Yasmina Khadra nous emmène avec son dernier roman Le sel de tous les oublis dans l’Algérie des années 1950 pour un périple initiatique, où comment une rupture amoureuse fait basculer toute une vie ordonnée. Adem Naït-Gacem, instituteur, s’effondre lorsqu’il apprend que sa femme le quitte pour un autre. Anéanti par cette rupture surprenante dans un pays et une époque où les épouses sont soumises à leur mari, il sombre dans le désespoir. Il décide de tout quitter, son travail qui lui apporte son bifteck, son statut social. Il prend la route comme un vagabond sans toi, ni lien. Il laisse le hasard se transformer en destin. Avec une émotion et une plume trempée dans l’encrier de la sincérité, Yasmina Khadra nous fait découvrir des personnages aussi surprenants les uns que les autres.

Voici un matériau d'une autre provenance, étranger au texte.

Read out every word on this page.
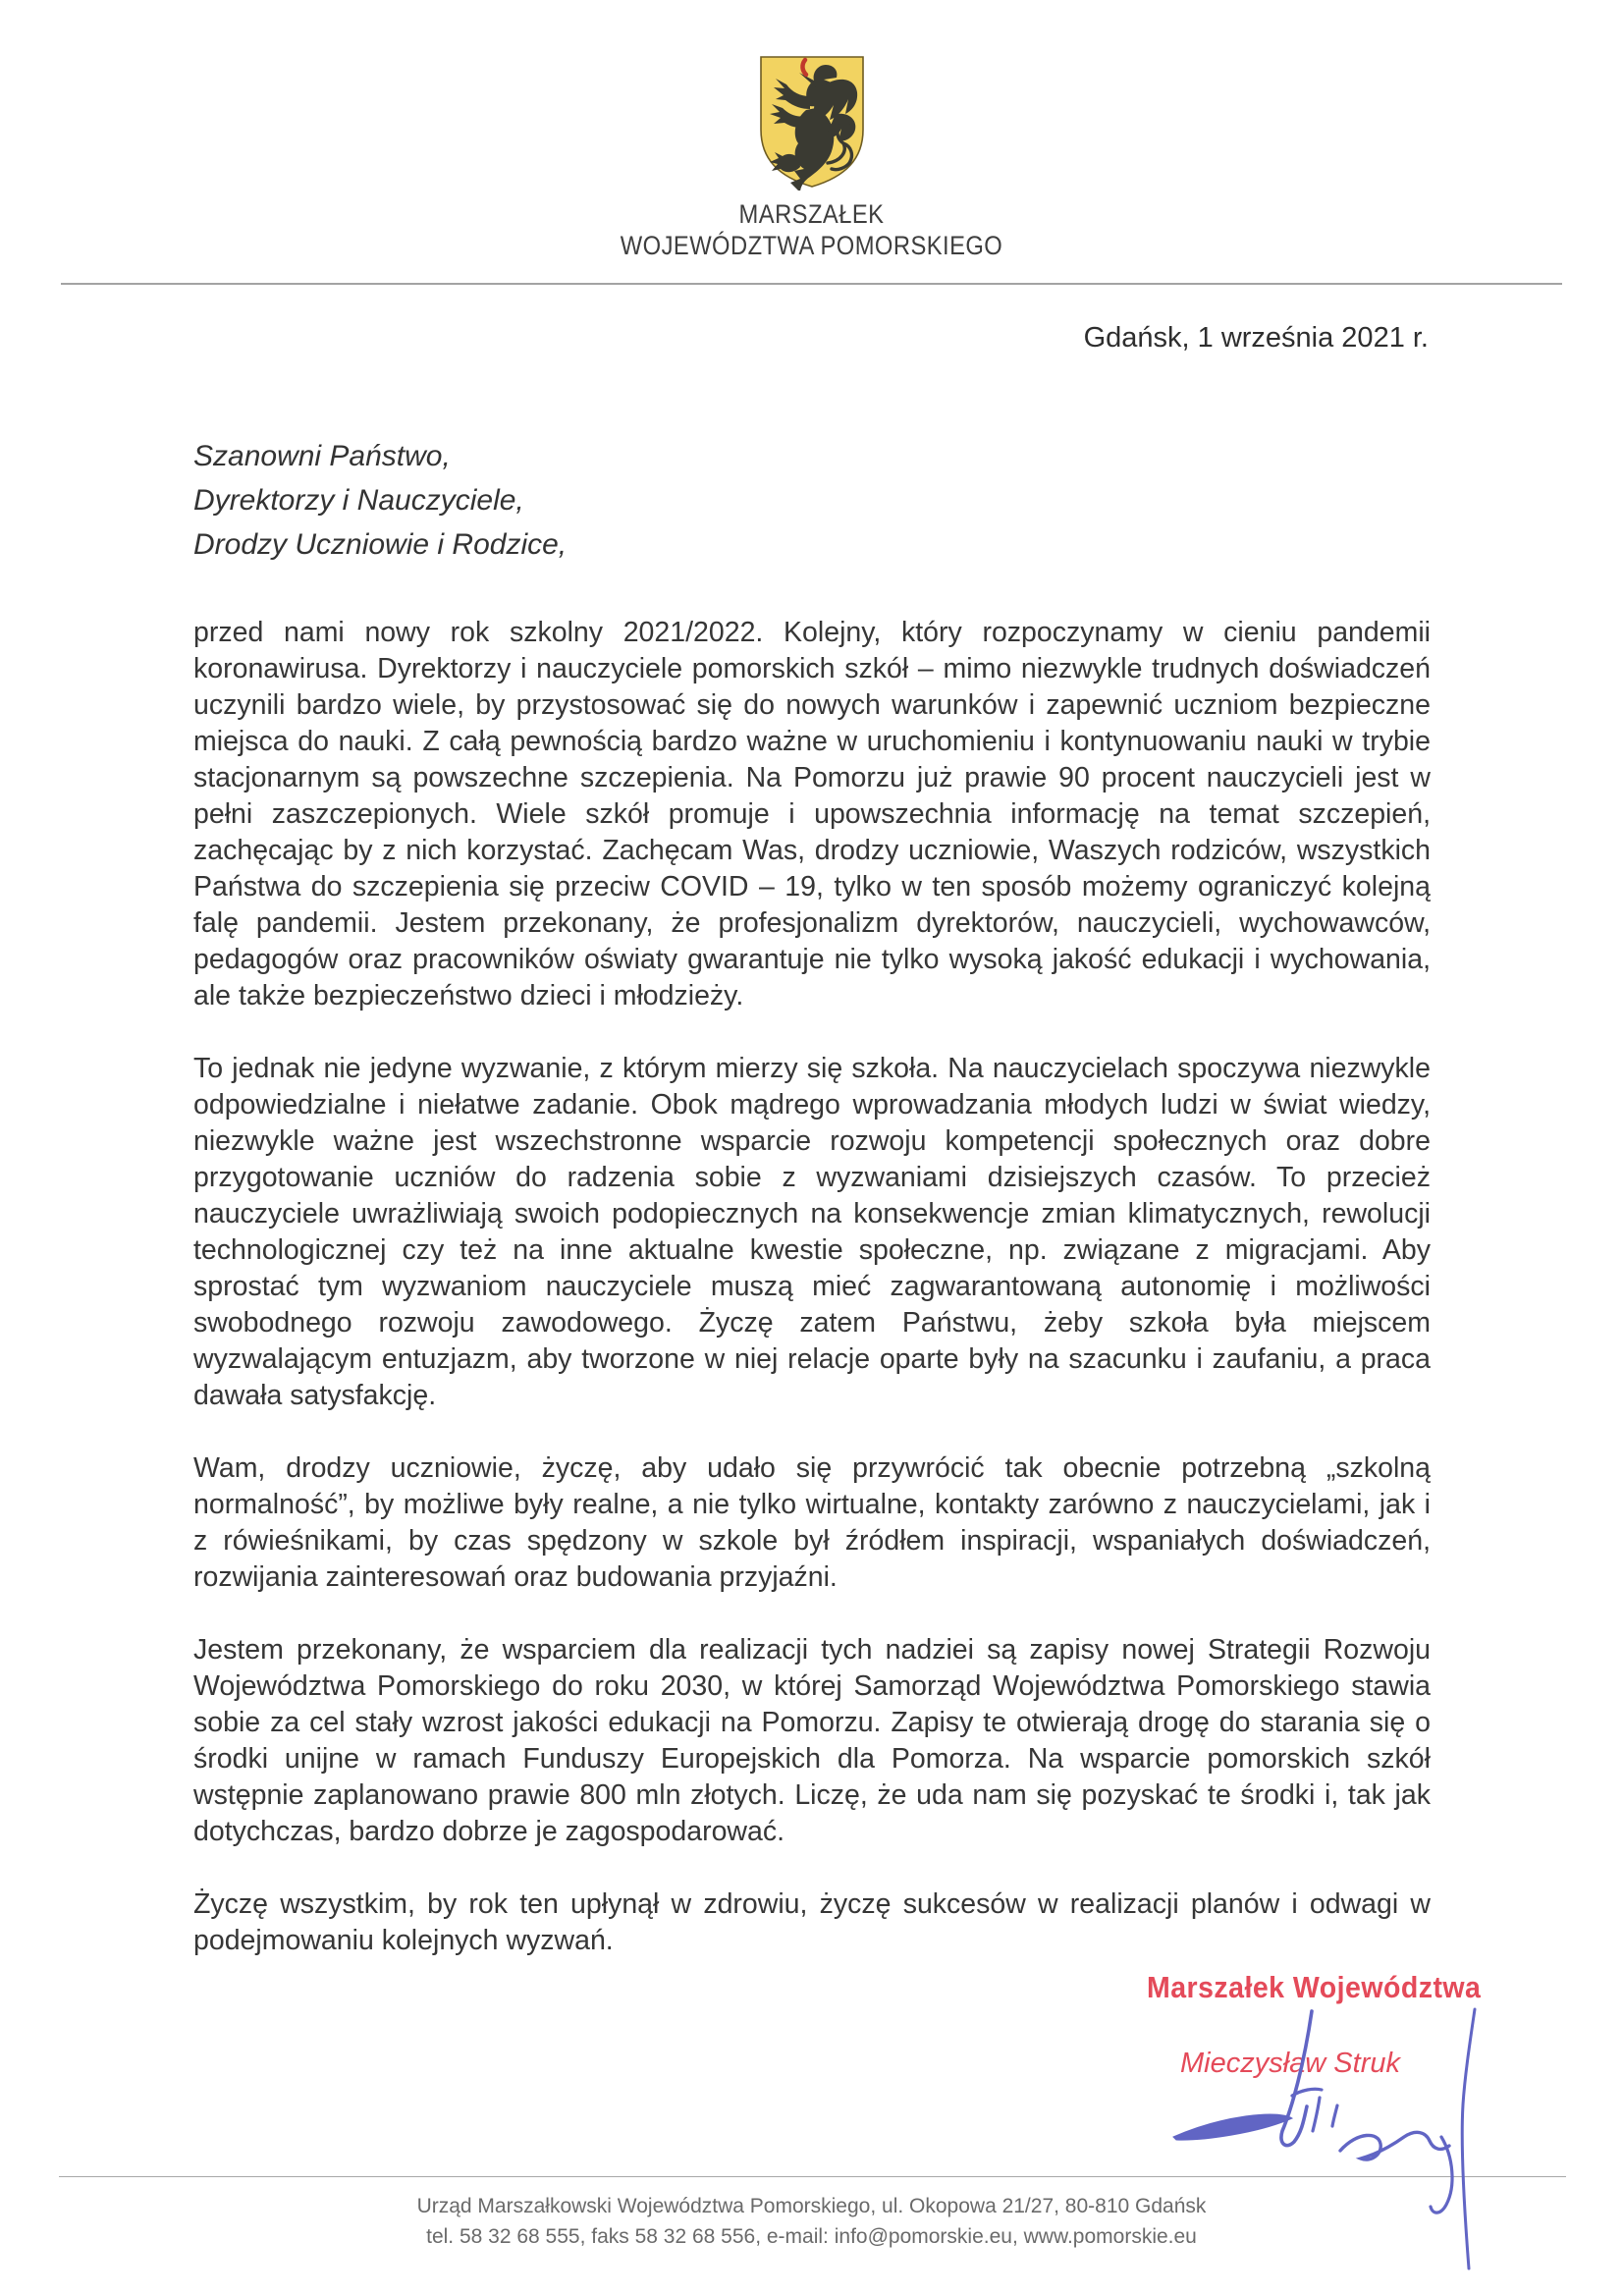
MARSZAŁEK
WOJEWÓDZTWA POMORSKIEGO
Gdańsk, 1 września 2021 r.
Szanowni Państwo,
Dyrektorzy i Nauczyciele,
Drodzy Uczniowie i Rodzice,

przed nami nowy rok szkolny 2021/2022. Kolejny, który rozpoczynamy w cieniu pandemii koronawirusa. Dyrektorzy i nauczyciele pomorskich szkół – mimo niezwykle trudnych doświadczeń uczynili bardzo wiele, by przystosować się do nowych warunków i zapewnić uczniom bezpieczne miejsca do nauki. Z całą pewnością bardzo ważne w uruchomieniu i kontynuowaniu nauki w trybie stacjonarnym są powszechne szczepienia. Na Pomorzu już prawie 90 procent nauczycieli jest w pełni zaszczepionych. Wiele szkół promuje i upowszechnia informację na temat szczepień, zachęcając by z nich korzystać. Zachęcam Was, drodzy uczniowie, Waszych rodziców, wszystkich Państwa do szczepienia się przeciw COVID – 19, tylko w ten sposób możemy ograniczyć kolejną falę pandemii. Jestem przekonany, że profesjonalizm dyrektorów, nauczycieli, wychowawców, pedagogów oraz pracowników oświaty gwarantuje nie tylko wysoką jakość edukacji i wychowania, ale także bezpieczeństwo dzieci i młodzieży.

To jednak nie jedyne wyzwanie, z którym mierzy się szkoła. Na nauczycielach spoczywa niezwykle odpowiedzialne i niełatwe zadanie. Obok mądrego wprowadzania młodych ludzi w świat wiedzy, niezwykle ważne jest wszechstronne wsparcie rozwoju kompetencji społecznych oraz dobre przygotowanie uczniów do radzenia sobie z wyzwaniami dzisiejszych czasów. To przecież nauczyciele uwrażliwiają swoich podopiecznych na konsekwencje zmian klimatycznych, rewolucji technologicznej czy też na inne aktualne kwestie społeczne, np. związane z migracjami. Aby sprostać tym wyzwaniom nauczyciele muszą mieć zagwarantowaną autonomię i możliwości swobodnego rozwoju zawodowego. Życzę zatem Państwu, żeby szkoła była miejscem wyzwalającym entuzjazm, aby tworzone w niej relacje oparte były na szacunku i zaufaniu, a praca dawała satysfakcję.

Wam, drodzy uczniowie, życzę, aby udało się przywrócić tak obecnie potrzebną „szkolną normalność”, by możliwe były realne, a nie tylko wirtualne, kontakty zarówno z nauczycielami, jak i z rówieśnikami, by czas spędzony w szkole był źródłem inspiracji, wspaniałych doświadczeń, rozwijania zainteresowań oraz budowania przyjaźni.

Jestem przekonany, że wsparciem dla realizacji tych nadziei są zapisy nowej Strategii Rozwoju Województwa Pomorskiego do roku 2030, w której Samorząd Województwa Pomorskiego stawia sobie za cel stały wzrost jakości edukacji na Pomorzu. Zapisy te otwierają drogę do starania się o środki unijne w ramach Funduszy Europejskich dla Pomorza. Na wsparcie pomorskich szkół wstępnie zaplanowano prawie 800 mln złotych. Liczę, że uda nam się pozyskać te środki i, tak jak dotychczas, bardzo dobrze je zagospodarować.

Życzę wszystkim, by rok ten upłynął w zdrowiu, życzę sukcesów w realizacji planów i odwagi w podejmowaniu kolejnych wyzwań.

Marszałek Województwa
Mieczysław Struk
Urząd Marszałkowski Województwa Pomorskiego, ul. Okopowa 21/27, 80-810 Gdańsk
tel. 58 32 68 555, faks 58 32 68 556, e-mail: info@pomorskie.eu, www.pomorskie.eu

Si les pas d’Adem Naït-Gacem le guident vers d‘autres contrées, villes et villages, c’est surtout les rencontres qui demeurent le point culminant de ce voyage. Tout comme Homère, l’instituteur fait des rencontres marquantes comme ce vieillard aveugle, ce psychiatre qui sonde les âmes, ou ce nain qui fait tout pour nouer une amitié solide et sincère avec les êtres qu’il croise sur son chemin loin des villes. Malgré leur condition et leur place sociale, tous ces étrangers donnent à Adem leur part d’humanité et leur espérance en la vie et l‘homme… sans oublier l’amour. Peut-on vivre sans amour ? Telle est la question qui plane sur les lignes de ce livre. Yasmina Khadra nous apprend que chaque homme peut subir dans sa vie des déceptions ou des échecs qu’il faut surmonter. Mais pas seul. Tout comme le charretier prêt à aider son prochain, il y a souvent une main tendue qui vous attend au coin de la rue.
Le sel de tous les oublis fait écho au merveilleux livre d’Albert Cossery Mendiants et orgueilleux dont Georges Moustaki a tiré ces quelques vers :
A regarder le monde s’agiter et paraître
En habit d’imposture et de supercherie
On peut être mendiant et orgueilleux de l’être
Porter ses guenilles sans en être appauvri
L’humour n’a pas de rang il traîne dans la rue
Avec la dérision pour compagne fidèle
La force est impuissante devant les mains nues
De ceux qui savent rire encore et de plus belle
On voit sur le trottoir des maîtres philosophes
Qui n’ont jamais rien lu mais qui ont tout compris
On voit dans les ruisseaux des filles qui vous offrent
Un instant qui ressemble à mille et une nuits
Pascal Hébert
Le sel de tous les oublis, de Yasmina Khadra, éditons Julliard, 253 pages, 19 euros.